RSS (Really Simple Syndication) is a standardized protocol for creating and sharing web feeds. An RSS feed is an XML file consisting of entries, each of them usually corresponding to an article. Programs called “RSS readers” parse these files and provide a nice display where you can nagivate through each entry as if it were a news feed. This is a very convenient way to “follow” websites and have everything in one place, because all you have to do is grab their RSS URL, add it to your reader.

On the website owner’s end, a new RSS entry needs to be added whenever a new article is published.
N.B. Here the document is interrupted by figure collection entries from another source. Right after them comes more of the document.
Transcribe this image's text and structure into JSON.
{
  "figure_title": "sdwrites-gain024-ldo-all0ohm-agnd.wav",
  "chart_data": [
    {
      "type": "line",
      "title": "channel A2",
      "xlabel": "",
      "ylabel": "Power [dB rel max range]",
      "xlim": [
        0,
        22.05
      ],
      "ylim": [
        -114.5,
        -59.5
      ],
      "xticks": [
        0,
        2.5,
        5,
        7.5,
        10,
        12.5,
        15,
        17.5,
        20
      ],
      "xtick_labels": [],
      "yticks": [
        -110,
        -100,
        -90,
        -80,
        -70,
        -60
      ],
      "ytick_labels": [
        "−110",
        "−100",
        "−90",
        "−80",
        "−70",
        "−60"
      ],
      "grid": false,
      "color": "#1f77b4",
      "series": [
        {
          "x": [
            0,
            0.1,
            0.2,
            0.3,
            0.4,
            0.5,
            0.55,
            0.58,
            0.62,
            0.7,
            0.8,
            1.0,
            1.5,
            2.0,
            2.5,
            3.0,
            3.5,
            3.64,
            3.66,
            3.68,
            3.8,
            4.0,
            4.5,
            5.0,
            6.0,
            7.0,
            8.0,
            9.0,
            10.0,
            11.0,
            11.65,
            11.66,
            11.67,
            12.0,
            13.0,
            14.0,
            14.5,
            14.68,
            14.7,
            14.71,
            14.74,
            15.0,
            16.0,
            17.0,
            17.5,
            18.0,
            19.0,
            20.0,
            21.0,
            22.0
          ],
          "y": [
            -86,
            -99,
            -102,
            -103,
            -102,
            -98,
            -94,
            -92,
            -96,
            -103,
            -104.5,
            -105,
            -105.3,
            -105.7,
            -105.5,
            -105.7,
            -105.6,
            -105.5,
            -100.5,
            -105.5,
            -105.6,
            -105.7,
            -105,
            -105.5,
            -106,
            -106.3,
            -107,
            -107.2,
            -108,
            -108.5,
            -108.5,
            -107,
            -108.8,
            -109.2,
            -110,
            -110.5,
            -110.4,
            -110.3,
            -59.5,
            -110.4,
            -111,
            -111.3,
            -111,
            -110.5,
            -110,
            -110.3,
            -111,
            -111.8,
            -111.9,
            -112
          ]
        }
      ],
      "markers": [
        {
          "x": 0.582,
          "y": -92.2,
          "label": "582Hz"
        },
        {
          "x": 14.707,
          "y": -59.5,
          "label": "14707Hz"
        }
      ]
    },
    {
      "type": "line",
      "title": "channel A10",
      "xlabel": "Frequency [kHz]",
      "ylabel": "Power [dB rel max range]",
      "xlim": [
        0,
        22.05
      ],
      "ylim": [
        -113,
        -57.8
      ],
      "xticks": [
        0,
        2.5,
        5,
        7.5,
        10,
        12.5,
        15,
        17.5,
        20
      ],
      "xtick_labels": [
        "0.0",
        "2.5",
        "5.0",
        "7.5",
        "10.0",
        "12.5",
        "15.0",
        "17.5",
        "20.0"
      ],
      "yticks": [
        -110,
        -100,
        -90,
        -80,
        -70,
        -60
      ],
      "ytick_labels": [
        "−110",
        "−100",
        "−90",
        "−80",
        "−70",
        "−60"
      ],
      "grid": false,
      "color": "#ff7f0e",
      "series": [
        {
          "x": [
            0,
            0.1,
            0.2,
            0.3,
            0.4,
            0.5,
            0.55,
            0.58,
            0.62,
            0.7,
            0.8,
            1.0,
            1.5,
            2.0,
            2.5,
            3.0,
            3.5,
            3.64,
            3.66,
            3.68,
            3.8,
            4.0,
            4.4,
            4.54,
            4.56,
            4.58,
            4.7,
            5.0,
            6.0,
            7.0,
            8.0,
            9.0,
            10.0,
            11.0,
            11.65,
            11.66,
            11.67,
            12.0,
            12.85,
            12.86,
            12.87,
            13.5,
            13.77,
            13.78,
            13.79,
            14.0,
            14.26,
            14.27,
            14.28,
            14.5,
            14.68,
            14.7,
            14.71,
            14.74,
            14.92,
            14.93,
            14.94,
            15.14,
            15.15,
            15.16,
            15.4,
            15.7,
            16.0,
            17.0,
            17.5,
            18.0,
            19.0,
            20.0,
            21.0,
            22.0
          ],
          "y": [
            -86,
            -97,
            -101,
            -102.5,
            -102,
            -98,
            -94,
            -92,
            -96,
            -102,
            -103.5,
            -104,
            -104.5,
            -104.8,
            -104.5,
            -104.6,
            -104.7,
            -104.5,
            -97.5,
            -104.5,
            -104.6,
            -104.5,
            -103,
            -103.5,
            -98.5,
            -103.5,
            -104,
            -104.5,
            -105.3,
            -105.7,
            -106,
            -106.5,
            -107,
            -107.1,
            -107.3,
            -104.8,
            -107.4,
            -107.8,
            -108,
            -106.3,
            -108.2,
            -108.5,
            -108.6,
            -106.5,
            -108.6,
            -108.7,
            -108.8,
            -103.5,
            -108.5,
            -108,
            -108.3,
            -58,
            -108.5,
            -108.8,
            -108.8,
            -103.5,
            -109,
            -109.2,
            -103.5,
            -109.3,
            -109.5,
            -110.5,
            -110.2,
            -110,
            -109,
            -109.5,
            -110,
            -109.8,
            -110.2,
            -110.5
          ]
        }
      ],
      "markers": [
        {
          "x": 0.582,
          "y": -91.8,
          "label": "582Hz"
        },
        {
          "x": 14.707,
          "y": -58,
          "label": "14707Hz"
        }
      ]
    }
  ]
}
The entry usually includes a short summary of the article, or as is the case for my website, the whole article, so that you can read all of it through your RSS reader, without having to pull up the website.
Why bother
RSS is an open protocol, it’s decentralized, and very simple both in terms of parsing and maintaining. Because RSS is such a simple protocol, it can adapt to everyone’s workflow. There are RSS readers for Android, Windows, UNIX, web browsers, email clients, etc.
Apart from the technical advantages RSS provides, it’s also a great way to have a personal, curated, and uncensored feed, following only the websites you want — even YouTube channels — without ads and additional noise and distractions.
I personally use sfeed_curses as an RSS reader, because I like the simplicity and extensibility it offers. I’ve written a small patch, so that I can automatically bookmark feed entry URLs to a predefined file. I use this mostly to queue videos and podcasts and then stream them through mpv using a very simple script I created, which, all it does is read the “queue” file and pipe the URLs to mpv.
How to create and maintain an RSS feed
Below is a very basic RSS feed. Inside the <channel> tags is the whole feed,
and inside <item> is each individual entry. The rest of the tags are pretty
self-explanatory, if not, feel free to read the
specification. The article/summary
is placed inside <description> and can be in plain text or encoded
HTML:
<?xml version="1.0" encoding="UTF-8" ?>
<rss version="2.0">
<channel>
<title>Example Org</title>
<description>Example Org's RSS feed</description>
<link>http://www.example.org/rss.xml</link>
<item>
<title>Example entry</title>
<link>http://www.example.org/blog/post.html</link>
<pubDate>Sun, 06 Sep 2009 16:20:00 +0000</pubDate>
<description>
Here is some text containing an interesting description.
</description>
</item>
</channel>
</rss>
To create a new entry, you can either handwrite it in the XML file yourself, make a script to do it automatically, or use some existing tool. Most website generators have this functionality built-in, so you do not need to worry.
To share the feed, simply add the XML file’s URL to your website and tell people to subscribe to it. For example, my website’s RSS feed can be obtained from: https://margiolis.net/w/rss.xml.
RSS for some popular platforms
YouTube
GitHub
You can get an RSS feed for each new commit that happens in a given branch.
Replace username, repo and branch with the appropriate values:
https://github.com/username/repo/commits/branch.atom
Similarly, there are RSS feeds for new releases, among others.